Mein heutiges Sonntagssüß ist ein Hit – Himbeer trifft auf Cheesecake

Immer wieder sonntags – kommt etwas Süßes auf den Tisch. Ich glaube, ich kann jetzt mit ziemlicher Sicherheit sagen, dass Käse- oder Quarkkuchen jeglicher Art und Form zu meinen allerliebsten Backwerken zählen. Ob als Cupcake, als Geburtstagsklassiker oder ganz New-York-like. Ich mag sie alle. Und jetzt gibt es einen Himbeere-Käsekuchen oder was noch cooler klingt: einen Raspberry Swirl Cheesecake – nach Cynthia Barcomi.

Zutaten für den Boden:
90g fein gehackter Zwieback
75g geröstete Mandeln oder Haselnüsse, fein gehackt
60g zerlassene Butter
75g Zartbitterschokolade

Zutaten für die Cheescake-Masse:
450g Frischkäse, Doppelrahmstufe (z.B. von Philadelphia)
200g Zucker
1 EL Stärke
3 Eier
1/4 TL Salz
725g saure Sahne
340g Himbeeren (tiefgefroren)
60g Zucker

Zubereitung:
1. Ofen auf 190 Grad (Ober- und Unterhitze) vorheizen. Alle Zutaten für den Boden – ausser die Schokolade – miteinander vermischen.
2. Die Masse auf einem eingefetteten Boden einer Springform (24 bis 26cm Durchmesser) verteilen und gut andrücken, ca. 9 Minuten backen lassen. Abkühlen lassen.
3. Zartbitterschokolade im Wasserbad schmelzen lassen und ihn, sobald der Boden einigermaßen abgekühlt ist , darauf verstreichen.
4. Die Springform gut und sicher mit mindestens zwei Streifen Alufolie kreuzweise von aussen umwickeln, damit nachher, wenn der Kuchen im Wasserbad gebacken wird auch nicht nass wird.
5. Springform in den Kühlschrank stellen, damit der Boden richtig gut auskühlen lassen kann.
6. Ofen auf 180 Grad vorheizen.
7. Himbeeren mit dem Zucker kurz aufkochen und dann durch ein Sieb streichen, damit Du die Kerne los wirst.
8. Frischkäse und Zucker mit dem Mixer schön glatt rühren.

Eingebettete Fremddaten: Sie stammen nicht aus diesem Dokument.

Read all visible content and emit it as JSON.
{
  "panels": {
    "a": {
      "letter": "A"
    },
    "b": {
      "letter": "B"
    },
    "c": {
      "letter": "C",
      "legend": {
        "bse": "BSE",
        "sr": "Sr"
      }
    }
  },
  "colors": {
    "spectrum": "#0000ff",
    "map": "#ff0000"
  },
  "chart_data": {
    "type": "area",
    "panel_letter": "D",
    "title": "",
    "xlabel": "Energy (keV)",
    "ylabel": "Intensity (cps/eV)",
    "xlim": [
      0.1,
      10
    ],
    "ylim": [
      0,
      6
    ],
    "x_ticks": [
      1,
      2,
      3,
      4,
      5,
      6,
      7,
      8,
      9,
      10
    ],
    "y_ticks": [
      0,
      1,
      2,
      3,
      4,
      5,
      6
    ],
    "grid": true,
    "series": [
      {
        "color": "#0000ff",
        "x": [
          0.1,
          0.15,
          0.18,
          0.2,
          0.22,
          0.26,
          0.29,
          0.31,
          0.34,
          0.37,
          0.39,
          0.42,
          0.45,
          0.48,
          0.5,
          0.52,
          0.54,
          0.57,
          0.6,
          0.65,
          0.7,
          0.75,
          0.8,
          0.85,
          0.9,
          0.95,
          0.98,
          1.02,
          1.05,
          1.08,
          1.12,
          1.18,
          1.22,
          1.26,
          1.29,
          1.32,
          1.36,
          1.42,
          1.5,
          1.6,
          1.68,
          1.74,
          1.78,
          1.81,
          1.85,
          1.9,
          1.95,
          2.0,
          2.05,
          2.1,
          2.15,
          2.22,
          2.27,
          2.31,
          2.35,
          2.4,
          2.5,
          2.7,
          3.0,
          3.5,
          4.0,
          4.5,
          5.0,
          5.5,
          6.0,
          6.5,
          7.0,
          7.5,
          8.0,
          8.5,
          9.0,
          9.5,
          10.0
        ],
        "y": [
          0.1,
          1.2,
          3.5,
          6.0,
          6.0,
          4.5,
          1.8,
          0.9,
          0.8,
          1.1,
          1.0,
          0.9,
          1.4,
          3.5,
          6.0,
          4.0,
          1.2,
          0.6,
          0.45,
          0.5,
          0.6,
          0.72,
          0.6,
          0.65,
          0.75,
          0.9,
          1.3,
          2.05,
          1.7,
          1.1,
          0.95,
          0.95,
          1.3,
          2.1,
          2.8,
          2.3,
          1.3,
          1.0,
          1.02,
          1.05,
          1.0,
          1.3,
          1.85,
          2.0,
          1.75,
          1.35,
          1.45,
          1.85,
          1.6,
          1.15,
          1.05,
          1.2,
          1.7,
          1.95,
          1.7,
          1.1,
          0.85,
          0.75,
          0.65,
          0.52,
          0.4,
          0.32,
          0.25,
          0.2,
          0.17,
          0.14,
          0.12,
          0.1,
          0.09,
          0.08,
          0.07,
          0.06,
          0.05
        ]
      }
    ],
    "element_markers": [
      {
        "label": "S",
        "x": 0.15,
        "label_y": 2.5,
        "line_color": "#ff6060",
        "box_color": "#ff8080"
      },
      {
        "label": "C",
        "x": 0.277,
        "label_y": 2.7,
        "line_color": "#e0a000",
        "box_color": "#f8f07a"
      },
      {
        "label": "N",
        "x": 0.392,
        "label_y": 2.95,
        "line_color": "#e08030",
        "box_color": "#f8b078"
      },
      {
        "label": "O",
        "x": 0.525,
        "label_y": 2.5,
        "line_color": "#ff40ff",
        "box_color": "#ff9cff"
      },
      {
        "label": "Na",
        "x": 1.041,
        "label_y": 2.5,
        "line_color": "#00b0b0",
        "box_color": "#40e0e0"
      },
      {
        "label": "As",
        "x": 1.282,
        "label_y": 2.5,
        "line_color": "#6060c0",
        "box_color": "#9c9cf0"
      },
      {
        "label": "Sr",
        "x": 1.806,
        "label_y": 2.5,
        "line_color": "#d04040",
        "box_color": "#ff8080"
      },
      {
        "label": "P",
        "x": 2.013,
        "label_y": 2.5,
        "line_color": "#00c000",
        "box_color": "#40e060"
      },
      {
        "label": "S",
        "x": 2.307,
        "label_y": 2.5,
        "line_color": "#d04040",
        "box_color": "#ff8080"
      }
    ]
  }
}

Stärke, Eier, Salz und saure Sahne nacheinander dazu mischen.
9. Ein Drittel der Frischkäse-Masse auf den Keksboden geben, die knappe Hälfte des Himbeersafts darüber träufeln, das nächste Drittel der Masse darübergießen, dann den Rest (oder etwas weniger, je nach Geschmack) darüber verteilen und schliesslich den Rest der Füllung darüber geben. Mit einem kleinen Messer durch die Masse schneiden, damit es einen schönen leichten Marmoreffekt gibt.
10. Springform mit dem Kuchen in eine größere Form setzen und diese ca. 2-3cm hoch mit heißem Wasser füllen.
11. Ab damit in den Ofen und 45 Minuten backen.
12. Kuchen aus dem Backofen nehmen, die Alufolie entfernen und den Kuchen auf Zimmertemperatur abkühlen lassen. Mit Klarsichtfolie abdecken und mindestens 4 Stunden oder besser noch über Nacht in den Kühlschrank stellen.

Mhhh. Ein sündiger Hit dieses Sonntagssüß!

Geniesst Euren Sonntag.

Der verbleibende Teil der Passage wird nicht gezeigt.